ANTISSOCIAL


Vi aquela mulher no ônibus lendo um livro sobre como conquistar amigos. Perguntava-me o quão solitária deveria ser uma pessoa para ler algo desse tipo. Um manual para cativar pessoas? Isso que eu chamo de falta de personalidade. E não era feia, não. Eu mesmo faria amizade com ela bem rápido. Se ela não fosse alguém que lesse um livro sobre como fazer amigos. Devia ser uma daquelas pessoas chatas e pragmáticas, com ideologias hipócritas que sentem medo de expressar suas opiniões para poderem ser aceitas.

A senhora ao seu lado levantou-se e eu sentei em seu lugar.

- Bom dia. – Falou a garota que estava aprendendo a fazer amigos.

É estranho receber um bom-dia de um estranho assim de repente.

- Bom dia. – Devolvi.

Com certeza era algo que ela aprendera no livro. Certo que era uma lição. Por isso aquele bom-dia. Mas para mostrar que qualquer tipo de teoria era pura conversa, eu não demonstrei qualquer simpatia. Dei meu bom-dia sem olhar para ela. Eu não ia entrar no seu joguinho, pensei, meio paranóico.

Ela retirou dois bombons da bolsa e me ofereceu um. Com certeza se utilizando de alguma outra lição de seu manualzinho.

A verdade é que aceitei. E estava bom. Era de rum. Então ela começou a puxar conversa sobre os bombons e sobre rum, e logo falava sobre o frio, o que me levou a comentar sobre vinhos, e que me levou a chegar à conclusão de que eu estava sendo pego.

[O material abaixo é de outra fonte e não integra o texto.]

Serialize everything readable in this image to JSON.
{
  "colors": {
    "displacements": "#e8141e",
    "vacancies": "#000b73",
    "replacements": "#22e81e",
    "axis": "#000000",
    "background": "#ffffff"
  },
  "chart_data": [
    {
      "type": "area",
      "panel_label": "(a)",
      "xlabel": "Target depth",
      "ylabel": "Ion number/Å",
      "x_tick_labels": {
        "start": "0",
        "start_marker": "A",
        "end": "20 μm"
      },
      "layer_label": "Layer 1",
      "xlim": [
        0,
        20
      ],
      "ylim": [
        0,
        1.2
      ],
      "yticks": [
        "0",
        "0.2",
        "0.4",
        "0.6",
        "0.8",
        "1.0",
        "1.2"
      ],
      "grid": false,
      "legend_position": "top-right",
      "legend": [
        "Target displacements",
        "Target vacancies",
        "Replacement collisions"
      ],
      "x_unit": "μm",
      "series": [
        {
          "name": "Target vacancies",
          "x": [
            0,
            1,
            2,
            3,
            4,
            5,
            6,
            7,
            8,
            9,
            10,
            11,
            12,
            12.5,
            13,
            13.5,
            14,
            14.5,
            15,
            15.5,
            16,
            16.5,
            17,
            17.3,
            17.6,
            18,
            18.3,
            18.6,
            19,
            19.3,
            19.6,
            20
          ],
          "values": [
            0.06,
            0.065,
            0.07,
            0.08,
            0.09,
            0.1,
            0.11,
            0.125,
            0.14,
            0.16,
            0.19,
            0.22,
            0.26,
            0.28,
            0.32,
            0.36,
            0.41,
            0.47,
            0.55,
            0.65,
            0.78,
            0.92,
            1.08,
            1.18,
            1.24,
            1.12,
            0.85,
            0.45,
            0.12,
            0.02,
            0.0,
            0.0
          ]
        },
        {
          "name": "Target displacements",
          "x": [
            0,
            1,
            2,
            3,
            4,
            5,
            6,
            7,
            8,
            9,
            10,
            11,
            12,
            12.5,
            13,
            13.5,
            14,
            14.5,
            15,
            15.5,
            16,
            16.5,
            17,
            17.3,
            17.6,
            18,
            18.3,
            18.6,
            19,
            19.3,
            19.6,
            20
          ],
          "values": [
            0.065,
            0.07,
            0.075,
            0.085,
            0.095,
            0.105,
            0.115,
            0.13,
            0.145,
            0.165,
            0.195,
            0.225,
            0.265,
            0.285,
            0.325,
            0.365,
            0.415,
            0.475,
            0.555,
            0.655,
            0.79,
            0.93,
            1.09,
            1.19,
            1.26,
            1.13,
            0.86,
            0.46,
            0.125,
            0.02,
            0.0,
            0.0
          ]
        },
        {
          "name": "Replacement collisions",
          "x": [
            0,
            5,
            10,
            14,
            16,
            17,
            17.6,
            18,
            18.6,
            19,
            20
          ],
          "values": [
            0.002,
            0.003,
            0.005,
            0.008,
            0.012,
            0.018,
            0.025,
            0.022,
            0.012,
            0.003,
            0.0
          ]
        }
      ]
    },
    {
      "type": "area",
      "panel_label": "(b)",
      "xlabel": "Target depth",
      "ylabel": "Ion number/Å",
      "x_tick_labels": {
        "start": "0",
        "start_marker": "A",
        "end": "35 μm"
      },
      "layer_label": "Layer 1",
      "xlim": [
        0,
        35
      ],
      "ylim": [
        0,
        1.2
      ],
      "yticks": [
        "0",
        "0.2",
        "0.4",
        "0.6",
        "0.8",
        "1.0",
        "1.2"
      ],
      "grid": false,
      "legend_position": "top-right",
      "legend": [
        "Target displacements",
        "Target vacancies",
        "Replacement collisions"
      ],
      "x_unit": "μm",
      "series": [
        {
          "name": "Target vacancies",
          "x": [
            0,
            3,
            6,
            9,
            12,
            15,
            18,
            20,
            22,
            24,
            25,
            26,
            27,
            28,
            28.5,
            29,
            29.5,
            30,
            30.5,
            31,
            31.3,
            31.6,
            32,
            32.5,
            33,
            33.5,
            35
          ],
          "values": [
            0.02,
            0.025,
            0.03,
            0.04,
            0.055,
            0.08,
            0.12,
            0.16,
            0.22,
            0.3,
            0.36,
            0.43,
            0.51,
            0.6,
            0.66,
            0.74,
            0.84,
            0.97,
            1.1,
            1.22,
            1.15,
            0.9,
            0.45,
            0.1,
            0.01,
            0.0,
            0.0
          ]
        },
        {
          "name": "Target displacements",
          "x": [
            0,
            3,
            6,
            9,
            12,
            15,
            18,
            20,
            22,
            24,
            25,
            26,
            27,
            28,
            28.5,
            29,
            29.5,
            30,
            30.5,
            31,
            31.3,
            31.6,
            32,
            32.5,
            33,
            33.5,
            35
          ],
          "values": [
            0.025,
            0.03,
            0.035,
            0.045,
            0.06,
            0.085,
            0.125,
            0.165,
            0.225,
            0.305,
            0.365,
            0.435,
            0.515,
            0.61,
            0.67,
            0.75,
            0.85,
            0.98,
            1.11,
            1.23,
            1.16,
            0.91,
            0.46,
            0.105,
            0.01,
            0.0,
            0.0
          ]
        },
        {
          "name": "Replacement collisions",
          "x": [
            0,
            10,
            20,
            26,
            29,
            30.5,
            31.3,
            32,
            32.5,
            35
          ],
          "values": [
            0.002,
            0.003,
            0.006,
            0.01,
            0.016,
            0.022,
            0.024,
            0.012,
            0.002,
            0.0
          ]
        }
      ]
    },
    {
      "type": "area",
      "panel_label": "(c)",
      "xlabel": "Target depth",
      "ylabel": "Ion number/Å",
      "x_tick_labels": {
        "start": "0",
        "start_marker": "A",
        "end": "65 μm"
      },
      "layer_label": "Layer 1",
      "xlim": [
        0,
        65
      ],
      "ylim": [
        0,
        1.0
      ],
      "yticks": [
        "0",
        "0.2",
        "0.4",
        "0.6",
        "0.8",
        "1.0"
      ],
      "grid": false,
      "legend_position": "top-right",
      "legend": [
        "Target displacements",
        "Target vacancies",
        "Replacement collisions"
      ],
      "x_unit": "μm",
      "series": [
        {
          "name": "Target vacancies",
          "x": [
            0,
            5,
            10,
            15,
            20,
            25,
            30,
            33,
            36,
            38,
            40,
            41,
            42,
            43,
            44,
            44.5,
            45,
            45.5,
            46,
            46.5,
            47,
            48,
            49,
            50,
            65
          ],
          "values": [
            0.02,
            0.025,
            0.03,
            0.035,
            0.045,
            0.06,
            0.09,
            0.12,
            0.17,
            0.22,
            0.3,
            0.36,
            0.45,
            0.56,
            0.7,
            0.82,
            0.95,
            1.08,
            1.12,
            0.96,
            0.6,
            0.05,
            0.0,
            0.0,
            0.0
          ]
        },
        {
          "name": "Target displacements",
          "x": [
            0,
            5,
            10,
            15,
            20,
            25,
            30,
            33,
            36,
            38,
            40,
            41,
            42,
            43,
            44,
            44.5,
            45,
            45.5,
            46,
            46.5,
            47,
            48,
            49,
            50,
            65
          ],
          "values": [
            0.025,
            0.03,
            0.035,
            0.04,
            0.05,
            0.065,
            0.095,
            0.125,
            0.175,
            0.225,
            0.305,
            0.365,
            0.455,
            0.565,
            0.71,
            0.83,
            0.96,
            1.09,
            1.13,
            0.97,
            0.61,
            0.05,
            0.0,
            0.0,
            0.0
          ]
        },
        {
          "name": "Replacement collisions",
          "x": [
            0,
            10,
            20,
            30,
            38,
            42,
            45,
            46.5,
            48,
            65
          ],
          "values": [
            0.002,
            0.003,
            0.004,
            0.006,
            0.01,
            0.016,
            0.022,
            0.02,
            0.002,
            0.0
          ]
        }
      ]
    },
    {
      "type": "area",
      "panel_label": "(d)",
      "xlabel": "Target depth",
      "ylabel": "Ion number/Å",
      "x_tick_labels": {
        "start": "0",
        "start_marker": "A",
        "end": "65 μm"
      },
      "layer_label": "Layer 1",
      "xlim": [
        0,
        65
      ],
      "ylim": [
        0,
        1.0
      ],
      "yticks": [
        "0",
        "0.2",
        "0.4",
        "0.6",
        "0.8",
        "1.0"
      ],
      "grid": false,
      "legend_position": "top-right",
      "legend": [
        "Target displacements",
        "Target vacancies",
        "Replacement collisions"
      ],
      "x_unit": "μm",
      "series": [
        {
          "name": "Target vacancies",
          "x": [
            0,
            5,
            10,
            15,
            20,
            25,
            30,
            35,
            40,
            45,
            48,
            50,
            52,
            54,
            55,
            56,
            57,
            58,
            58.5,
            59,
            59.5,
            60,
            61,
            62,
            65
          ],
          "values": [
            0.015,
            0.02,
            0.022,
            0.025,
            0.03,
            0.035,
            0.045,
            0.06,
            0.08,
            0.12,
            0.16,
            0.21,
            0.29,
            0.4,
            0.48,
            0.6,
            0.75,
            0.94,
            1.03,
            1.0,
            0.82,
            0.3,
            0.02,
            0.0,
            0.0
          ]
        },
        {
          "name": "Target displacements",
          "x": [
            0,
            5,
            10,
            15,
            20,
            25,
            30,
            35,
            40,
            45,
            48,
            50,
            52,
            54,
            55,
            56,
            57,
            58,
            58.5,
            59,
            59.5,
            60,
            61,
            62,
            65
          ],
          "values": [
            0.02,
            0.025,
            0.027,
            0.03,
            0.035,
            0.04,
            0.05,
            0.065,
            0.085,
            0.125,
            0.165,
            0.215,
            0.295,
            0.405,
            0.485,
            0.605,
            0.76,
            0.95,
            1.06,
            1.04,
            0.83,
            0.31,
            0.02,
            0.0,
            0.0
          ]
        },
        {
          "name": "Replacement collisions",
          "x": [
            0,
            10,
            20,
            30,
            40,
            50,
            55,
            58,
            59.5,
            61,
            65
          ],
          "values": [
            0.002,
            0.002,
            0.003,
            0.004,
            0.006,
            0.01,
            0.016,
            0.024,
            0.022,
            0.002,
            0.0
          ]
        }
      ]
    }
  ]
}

Ao me despedir, anotei seu número para fazer com que ela acreditasse que tivesse conquistado um amigo. Quando desci joguei fora o seu telefone e me senti um vitorioso. Cheguei em casa, liguei o som e fiquei sozinho bebendo um vinho. Começou a chover. Fechei as janelas. Se pensavam que conquistariam minha amizade lendo medíocres manuais estavam muito enganados. Quem precisaria de um livrinho para fazer amigos, afinal?

AUTOENGANAÇÃO


Estava com aquele sorrisão na cara quando chegou falando bom-dia e emendando uma piadinha que só ele entendeu. Contou sua vida. Suas proezas. Como passou pelos “altos e baixos que a vida nos impõe”.
E tinha plena convicção de que alguém o ouvia.